Ou seja: o desconto não desapareceu, mas encolheu para perto do histórico — daí a leitura da XP de que a relação risco-retorno está equilibrada no preço atual.
O caixa da Vale ainda aperta no curto prazo
Os analistas Lucas Laghi, Guilherme Nippes e Fernanda Urbano explicam que a geração de caixa da Vale segue pressionada nos próximos anos.
A estimativa é de um rendimento de fluxo de caixa livre, o chamado FCF yield, de cerca de 6% em 2027 — abaixo do que o mercado, de forma geral, está projetando.
Os motivos vão além de uma eventual queda no preço do minério de ferro. A XP trabalha com premissas de US$ 100 por tonelada para o minério e US$ 14 mil por tonelada para o cobre em 2027.

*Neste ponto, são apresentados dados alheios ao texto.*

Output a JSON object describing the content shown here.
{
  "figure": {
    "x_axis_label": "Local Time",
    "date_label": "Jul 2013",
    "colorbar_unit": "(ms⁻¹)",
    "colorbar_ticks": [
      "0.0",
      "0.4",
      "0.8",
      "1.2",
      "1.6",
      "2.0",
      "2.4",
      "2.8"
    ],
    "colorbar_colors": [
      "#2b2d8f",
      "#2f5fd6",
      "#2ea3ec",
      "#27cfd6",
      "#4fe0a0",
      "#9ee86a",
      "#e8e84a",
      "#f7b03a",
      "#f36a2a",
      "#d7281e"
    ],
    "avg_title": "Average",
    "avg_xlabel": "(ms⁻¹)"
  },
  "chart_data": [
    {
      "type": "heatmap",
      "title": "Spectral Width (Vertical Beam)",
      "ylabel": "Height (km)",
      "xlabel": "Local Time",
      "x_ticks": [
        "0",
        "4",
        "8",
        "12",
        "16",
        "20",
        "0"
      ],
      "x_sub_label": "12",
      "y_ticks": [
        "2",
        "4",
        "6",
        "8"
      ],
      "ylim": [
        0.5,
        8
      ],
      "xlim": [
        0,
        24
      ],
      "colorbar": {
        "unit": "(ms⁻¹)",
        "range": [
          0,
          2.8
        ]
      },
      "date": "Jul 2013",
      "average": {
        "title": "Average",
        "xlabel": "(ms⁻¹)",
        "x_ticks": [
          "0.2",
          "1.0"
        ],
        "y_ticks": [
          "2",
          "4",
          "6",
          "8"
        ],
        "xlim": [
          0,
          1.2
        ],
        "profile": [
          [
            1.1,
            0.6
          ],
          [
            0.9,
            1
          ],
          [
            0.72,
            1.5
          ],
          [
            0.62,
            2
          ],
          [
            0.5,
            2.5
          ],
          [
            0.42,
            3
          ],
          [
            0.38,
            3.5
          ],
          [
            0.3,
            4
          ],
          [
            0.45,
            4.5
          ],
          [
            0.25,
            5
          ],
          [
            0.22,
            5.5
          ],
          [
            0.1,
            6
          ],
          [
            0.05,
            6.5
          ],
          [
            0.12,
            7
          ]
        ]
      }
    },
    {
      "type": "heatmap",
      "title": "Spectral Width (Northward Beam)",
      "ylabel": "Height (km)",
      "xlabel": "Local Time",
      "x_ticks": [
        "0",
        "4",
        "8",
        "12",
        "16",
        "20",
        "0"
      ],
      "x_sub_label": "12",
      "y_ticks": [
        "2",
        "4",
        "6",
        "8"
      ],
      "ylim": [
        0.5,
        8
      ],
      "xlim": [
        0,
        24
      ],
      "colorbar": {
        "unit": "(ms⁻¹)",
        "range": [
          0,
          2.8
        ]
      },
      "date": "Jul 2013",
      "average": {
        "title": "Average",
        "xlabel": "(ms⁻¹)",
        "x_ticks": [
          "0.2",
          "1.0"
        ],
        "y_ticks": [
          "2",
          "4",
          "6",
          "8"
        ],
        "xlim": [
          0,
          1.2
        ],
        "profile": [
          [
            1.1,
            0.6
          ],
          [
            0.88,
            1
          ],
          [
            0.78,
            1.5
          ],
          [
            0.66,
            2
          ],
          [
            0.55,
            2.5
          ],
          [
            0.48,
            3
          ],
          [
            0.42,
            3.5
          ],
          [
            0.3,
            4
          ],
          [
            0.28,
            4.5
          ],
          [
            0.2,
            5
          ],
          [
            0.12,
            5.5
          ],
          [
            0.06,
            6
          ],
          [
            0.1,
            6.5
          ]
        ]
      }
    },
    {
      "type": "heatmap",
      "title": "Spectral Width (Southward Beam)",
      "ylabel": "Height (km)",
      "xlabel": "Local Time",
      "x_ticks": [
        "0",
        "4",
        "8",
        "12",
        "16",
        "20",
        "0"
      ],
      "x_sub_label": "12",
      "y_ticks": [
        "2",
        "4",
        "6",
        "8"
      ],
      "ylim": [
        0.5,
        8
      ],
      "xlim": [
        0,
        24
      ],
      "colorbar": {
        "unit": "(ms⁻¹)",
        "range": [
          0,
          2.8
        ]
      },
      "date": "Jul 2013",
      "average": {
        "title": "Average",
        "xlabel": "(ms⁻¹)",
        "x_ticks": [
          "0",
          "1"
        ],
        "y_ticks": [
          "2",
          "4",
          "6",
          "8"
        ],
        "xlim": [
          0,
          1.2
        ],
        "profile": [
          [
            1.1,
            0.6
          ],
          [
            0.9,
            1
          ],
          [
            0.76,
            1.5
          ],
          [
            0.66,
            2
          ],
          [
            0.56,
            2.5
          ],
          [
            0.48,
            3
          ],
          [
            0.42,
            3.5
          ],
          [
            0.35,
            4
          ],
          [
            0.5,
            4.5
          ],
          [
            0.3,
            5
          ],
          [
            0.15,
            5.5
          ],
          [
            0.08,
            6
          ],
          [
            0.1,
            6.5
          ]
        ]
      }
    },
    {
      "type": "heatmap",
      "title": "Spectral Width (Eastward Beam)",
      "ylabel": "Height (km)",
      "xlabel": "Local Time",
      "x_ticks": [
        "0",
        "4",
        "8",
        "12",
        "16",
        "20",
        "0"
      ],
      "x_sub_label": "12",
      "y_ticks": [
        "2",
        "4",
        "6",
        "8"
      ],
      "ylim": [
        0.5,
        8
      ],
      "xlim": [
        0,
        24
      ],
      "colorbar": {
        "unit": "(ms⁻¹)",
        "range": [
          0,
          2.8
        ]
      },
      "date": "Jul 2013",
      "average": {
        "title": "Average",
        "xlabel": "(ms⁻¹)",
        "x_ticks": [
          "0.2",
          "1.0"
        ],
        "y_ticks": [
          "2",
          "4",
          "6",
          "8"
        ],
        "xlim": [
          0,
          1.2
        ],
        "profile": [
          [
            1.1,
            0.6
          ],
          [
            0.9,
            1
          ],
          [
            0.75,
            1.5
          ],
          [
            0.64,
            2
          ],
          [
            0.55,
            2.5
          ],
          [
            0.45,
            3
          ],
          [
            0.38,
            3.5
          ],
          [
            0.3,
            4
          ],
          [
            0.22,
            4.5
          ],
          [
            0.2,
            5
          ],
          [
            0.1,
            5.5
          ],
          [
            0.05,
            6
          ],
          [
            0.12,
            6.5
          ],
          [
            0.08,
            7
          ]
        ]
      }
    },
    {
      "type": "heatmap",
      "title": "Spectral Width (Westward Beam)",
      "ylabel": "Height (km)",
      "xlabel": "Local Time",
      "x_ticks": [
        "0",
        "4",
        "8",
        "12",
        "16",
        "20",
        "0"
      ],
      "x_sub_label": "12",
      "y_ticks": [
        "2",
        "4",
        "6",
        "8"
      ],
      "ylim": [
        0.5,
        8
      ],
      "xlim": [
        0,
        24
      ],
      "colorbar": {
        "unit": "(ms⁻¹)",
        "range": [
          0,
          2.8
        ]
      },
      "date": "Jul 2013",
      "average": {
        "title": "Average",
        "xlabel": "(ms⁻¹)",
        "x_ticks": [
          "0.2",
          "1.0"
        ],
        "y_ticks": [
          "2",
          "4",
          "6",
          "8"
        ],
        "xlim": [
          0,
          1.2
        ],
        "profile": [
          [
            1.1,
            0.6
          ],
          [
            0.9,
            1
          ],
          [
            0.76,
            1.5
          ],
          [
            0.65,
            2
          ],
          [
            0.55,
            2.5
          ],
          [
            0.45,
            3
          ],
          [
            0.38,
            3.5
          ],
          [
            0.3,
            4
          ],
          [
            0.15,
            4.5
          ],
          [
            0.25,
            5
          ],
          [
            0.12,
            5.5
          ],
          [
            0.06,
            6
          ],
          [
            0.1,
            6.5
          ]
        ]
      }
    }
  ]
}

A casa ainda aponta uma combinação de fatores puxando o resultado para baixo: fretes mais caros, real mais forte — o que reduz a receita em reais vinda de vendas em dólar —, despesas atreladas ao petróleo Brent pressionando custos, o capex (investimento) elevado destinado aos projetos de metais básicos e outras obrigações de caixa da companhia.
O lado positivo é que os custos ainda elevados devem, segundo a XP, dar algum alívio à frente — mas o investidor precisa entender que, no curto prazo, o fluxo de caixa não vai ser o grande atrativo da tese.
- Leia também: Vale (VALE3) segue blindada, mas outra mineradora brasileira está à deriva no mar mais caro dos últimos anos
Vale Base Metals: a aposta de longo prazo
É aqui que entra o braço da Vale dedicado a metais além do minério de ferro — cobre, níquel e afins —, batizado de Vale Base Metals (VBM). A XP reforça que essa divisão é o principal vetor de criação de valor da empresa no longo prazo, sustentada por volumes crescentes de cobre e por uma visão construtiva para essas commodities.
Os números ajudam a dimensionar o tamanho da aposta: a XP projeta que o FCF yield da Vale pode subir de 6% em 2027 para uma faixa de 7% a 13% entre 2030 e 2035, em termos reais. E a participação da VBM nesse fluxo de caixa deve saltar de algo entre 0% e 10% em 2025-2026 para 30% a 50% até 2030-2035.
O detalhe importante — e que explica por que a XP não está mais empolgada com a ação — é que esse futuro promissor já está, em boa parte, precificado.
Na análise por soma das partes, a XP atribui um múltiplo em torno de 8 vezes EV/Ebitda para Metais Básicos, contra cerca de 5 vezes para o negócio de minério de ferro. Esse prêmio embutido mostra que o mercado — e a própria XP — já reconhece o valor da VBM.
O que isso significa para o seu bolso
Juntando os pedaços, a XP chega a um preço justo de US$ 14 a US$ 16 por ADR, e a uma faixa de R$ 70 a R$ 80 por ação Vale na B3.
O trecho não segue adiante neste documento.